Ein Südtiroler Teilnehmer stößt auch noch zu unsere Gruppe, er ist mit einem fetten Kona Freerider unterwegs, bist deppat mit dem Bike möcht ich jetzt nicht aufs Tuxer Joch rauf!! 

Sylvia kommt auch zum Bahnhof, auch sie ist eher skeptisch ob sie es noch zur letzten Gondel in Hintertux schafft.

Am Schalter der Penkenjochbahn sind Georg und ich wieder die ersten, das gibt wieder a bisserl Auftrieb! 
Der Anstieg auf das Penkenjochhaus ist endlos und heiß, leider kann ich den armen Georg nimmer wirklich aufmuntern und bin nur froh als wir die Hütte erreichen. 

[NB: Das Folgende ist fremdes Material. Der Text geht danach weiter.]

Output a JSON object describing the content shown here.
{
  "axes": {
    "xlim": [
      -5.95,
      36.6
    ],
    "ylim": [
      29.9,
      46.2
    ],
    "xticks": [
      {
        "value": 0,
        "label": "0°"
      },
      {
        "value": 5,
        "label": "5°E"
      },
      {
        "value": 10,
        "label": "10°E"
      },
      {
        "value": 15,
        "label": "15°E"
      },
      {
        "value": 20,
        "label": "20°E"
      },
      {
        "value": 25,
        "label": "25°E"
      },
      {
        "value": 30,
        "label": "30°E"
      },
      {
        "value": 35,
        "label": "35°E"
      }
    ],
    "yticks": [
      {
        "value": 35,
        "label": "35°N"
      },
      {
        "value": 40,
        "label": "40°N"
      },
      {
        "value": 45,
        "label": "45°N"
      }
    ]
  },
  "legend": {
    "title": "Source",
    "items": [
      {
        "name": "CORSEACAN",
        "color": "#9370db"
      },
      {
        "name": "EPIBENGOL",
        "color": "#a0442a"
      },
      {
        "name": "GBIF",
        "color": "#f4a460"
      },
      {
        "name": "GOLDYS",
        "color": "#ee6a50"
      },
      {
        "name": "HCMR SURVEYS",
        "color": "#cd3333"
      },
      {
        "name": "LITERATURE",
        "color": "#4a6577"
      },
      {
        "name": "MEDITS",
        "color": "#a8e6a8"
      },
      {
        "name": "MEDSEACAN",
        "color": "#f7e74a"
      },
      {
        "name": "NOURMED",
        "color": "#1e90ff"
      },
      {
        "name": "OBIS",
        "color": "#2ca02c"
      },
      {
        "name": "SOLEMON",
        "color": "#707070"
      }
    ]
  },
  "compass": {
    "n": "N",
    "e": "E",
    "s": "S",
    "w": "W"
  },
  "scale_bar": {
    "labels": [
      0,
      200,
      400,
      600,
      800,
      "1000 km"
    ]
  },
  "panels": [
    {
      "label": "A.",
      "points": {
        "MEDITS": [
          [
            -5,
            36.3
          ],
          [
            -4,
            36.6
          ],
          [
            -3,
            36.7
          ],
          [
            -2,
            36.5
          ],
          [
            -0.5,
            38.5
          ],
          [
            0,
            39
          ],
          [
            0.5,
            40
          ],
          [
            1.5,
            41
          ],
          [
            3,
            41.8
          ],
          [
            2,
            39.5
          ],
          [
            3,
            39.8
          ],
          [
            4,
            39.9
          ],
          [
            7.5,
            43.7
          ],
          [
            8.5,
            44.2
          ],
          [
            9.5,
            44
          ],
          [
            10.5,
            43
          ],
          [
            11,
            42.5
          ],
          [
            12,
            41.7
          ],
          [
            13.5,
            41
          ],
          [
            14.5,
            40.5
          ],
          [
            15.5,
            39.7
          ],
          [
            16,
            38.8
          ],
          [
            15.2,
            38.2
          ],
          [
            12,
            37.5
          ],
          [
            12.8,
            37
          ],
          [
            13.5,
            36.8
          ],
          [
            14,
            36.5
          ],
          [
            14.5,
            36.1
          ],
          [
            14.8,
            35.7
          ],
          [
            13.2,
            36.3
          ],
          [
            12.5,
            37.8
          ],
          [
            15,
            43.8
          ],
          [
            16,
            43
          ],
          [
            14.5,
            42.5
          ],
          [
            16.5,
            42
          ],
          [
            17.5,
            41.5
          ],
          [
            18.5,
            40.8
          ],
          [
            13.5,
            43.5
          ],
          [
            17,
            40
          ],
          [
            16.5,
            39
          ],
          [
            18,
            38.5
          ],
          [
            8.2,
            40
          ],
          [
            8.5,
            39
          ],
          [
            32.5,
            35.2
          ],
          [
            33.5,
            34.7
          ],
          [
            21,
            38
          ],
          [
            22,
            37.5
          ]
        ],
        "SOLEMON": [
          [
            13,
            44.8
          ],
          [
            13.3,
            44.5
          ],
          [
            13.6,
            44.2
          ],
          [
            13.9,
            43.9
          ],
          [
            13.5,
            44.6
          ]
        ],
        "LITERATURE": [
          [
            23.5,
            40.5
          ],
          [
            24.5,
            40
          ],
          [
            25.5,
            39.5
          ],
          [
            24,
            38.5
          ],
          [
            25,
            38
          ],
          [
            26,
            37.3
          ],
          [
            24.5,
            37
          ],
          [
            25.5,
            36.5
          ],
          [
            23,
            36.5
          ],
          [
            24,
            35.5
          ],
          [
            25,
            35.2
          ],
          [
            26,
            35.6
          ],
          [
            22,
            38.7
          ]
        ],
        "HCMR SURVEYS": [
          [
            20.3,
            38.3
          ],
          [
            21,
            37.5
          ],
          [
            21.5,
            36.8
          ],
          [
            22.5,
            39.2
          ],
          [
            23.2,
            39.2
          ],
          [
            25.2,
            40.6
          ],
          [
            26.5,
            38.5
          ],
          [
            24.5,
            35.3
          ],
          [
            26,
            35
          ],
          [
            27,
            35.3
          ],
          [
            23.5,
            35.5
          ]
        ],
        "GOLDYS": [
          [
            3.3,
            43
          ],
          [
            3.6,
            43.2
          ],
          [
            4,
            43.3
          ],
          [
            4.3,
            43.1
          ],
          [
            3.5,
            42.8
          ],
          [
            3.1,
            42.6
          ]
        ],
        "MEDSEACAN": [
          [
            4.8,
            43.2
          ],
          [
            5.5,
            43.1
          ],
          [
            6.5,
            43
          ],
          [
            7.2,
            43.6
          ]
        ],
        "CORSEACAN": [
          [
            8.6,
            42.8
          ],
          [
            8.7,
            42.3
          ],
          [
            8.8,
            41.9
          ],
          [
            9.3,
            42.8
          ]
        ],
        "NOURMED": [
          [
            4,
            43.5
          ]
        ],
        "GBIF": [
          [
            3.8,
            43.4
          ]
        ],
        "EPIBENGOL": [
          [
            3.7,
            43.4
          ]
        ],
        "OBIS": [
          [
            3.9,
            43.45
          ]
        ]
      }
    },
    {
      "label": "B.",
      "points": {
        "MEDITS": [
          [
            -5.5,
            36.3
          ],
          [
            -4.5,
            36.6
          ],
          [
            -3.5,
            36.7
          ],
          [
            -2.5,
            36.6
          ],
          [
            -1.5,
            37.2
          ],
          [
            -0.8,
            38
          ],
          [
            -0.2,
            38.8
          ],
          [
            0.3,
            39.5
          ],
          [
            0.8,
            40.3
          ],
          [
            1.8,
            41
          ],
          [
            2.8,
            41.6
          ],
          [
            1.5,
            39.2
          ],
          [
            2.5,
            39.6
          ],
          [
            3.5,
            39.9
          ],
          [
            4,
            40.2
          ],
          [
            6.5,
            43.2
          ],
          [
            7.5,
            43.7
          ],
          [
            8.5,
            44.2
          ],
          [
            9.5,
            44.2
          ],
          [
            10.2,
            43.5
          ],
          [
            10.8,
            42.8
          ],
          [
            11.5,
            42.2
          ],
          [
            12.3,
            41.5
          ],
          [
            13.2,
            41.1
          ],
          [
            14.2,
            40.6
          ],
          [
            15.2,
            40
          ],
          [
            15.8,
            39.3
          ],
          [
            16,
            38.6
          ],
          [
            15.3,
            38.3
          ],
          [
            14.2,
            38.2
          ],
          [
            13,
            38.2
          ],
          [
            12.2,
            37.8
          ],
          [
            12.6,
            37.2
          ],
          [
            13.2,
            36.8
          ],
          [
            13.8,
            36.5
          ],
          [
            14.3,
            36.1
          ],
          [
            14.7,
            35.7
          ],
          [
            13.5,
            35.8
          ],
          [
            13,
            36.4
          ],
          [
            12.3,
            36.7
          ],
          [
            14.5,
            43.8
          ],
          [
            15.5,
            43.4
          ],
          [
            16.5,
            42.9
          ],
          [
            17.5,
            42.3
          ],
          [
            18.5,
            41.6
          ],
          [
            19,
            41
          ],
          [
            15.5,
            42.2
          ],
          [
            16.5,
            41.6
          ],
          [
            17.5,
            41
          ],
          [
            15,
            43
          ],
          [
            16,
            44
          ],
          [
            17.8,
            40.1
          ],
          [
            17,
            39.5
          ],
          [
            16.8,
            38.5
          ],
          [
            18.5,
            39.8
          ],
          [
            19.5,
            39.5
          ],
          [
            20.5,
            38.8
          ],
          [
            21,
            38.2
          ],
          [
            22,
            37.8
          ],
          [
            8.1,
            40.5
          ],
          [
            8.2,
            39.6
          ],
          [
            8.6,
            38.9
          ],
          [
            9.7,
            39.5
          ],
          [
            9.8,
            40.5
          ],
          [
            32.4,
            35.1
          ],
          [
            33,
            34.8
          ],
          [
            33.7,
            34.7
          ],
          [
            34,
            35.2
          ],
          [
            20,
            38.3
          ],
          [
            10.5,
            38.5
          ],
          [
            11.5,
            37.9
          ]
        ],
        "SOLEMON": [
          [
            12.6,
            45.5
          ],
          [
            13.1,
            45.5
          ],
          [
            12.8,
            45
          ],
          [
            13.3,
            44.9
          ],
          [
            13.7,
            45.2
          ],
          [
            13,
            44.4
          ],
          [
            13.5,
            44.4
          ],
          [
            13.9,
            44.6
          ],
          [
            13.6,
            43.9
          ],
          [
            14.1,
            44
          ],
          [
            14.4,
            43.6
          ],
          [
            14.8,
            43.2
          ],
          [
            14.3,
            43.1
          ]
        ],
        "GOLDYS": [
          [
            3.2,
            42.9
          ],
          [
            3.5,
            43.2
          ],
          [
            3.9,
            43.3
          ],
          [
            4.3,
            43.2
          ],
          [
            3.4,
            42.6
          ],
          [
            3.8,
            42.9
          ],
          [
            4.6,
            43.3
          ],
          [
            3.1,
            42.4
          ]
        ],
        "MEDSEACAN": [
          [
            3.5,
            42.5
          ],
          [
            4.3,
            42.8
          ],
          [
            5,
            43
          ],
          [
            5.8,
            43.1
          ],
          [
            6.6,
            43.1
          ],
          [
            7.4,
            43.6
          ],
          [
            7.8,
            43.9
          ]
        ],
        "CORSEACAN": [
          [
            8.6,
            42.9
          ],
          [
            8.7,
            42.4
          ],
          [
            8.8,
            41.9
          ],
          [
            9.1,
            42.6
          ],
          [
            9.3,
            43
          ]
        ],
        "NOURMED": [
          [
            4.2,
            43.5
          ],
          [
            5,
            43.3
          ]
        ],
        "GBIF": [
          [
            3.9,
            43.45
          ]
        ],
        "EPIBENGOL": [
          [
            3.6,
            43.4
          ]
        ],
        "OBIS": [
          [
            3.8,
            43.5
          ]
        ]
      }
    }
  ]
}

Der Moortrail nach Lanersbach ist extrem lässig, aber wir können ihn gar nicht genießen da uns die Angst im Nacken sitzt wir könnten die letzte Bahn nicht mehr schaffen, schade dass es jetzt so stressig wird.

Zu allem Überfluss verfahren wir uns in Lanersbach noch und müssen ein Stück zurück koffern, oben noch glücklich Alex und Johannes überholt zu haben, sind die zwei jetzt wieder vor uns!!

Zwar sind bis Hintertux nicht viele Höhenmeter zu machen, aber die Strecke zieht sich, 8 km unter Zeitdruck sind nicht fein. 
Wir tauschen dann noch die Bikes, da meines durch dezentes Tuning auf der Straße recht gut rollt. Wir hätten eigentlich noch ein Abschleppseil mitnehmen sollen, dann könnt man sich abschleppen, naja dann beim nächsten Mal :))) und wer weiß, vielleicht wird das ja nächstes Jahr verboten?

Um 16:20 drudeln wir an der Talstation der Tuxer Lifte ein, 10 Minuten vor dem offiziellen Transportschluss für Biker!

Aber zum Glück für alle die noch nach uns kommen zeigen sich die Liftler superkulant und nehmen bis 17:00 Uhr noch alle Biker mit hinauf! 

Silvia wird eine der Letzten sein, sie war dann schon so fertig und unter Stress es noch zu schaffen, dass sie die letzten paar Meter mit einem Taxi zurücklegte!!

Hier treffen wir wieder auf das Team "Alte Säcke". Leider waren sie schon so spät in Fügen, dass sie es nicht mehr auf das Penkenjoch schafften und mit einem Bus gleich bis hier her gefahren sind, somit fallen sie aus der Wertung, aber immerhin werden sie noch aus eigenen Kräften nach Innsbruck kommen.

Nun ist auch bei Georg der ganze Stress weg und gut gelaunt gehen wir die letzte große Steigung aufs Tuxer Joch an.

Reini meint noch ganz frech "da aufi muasch sowieso schiaben, koa Stress" ABER ich bin da auch beim Transalp hinaufgetreten, also werd ich auch heute nix schieben!! Das überlass ich den alten Säcken ;-)))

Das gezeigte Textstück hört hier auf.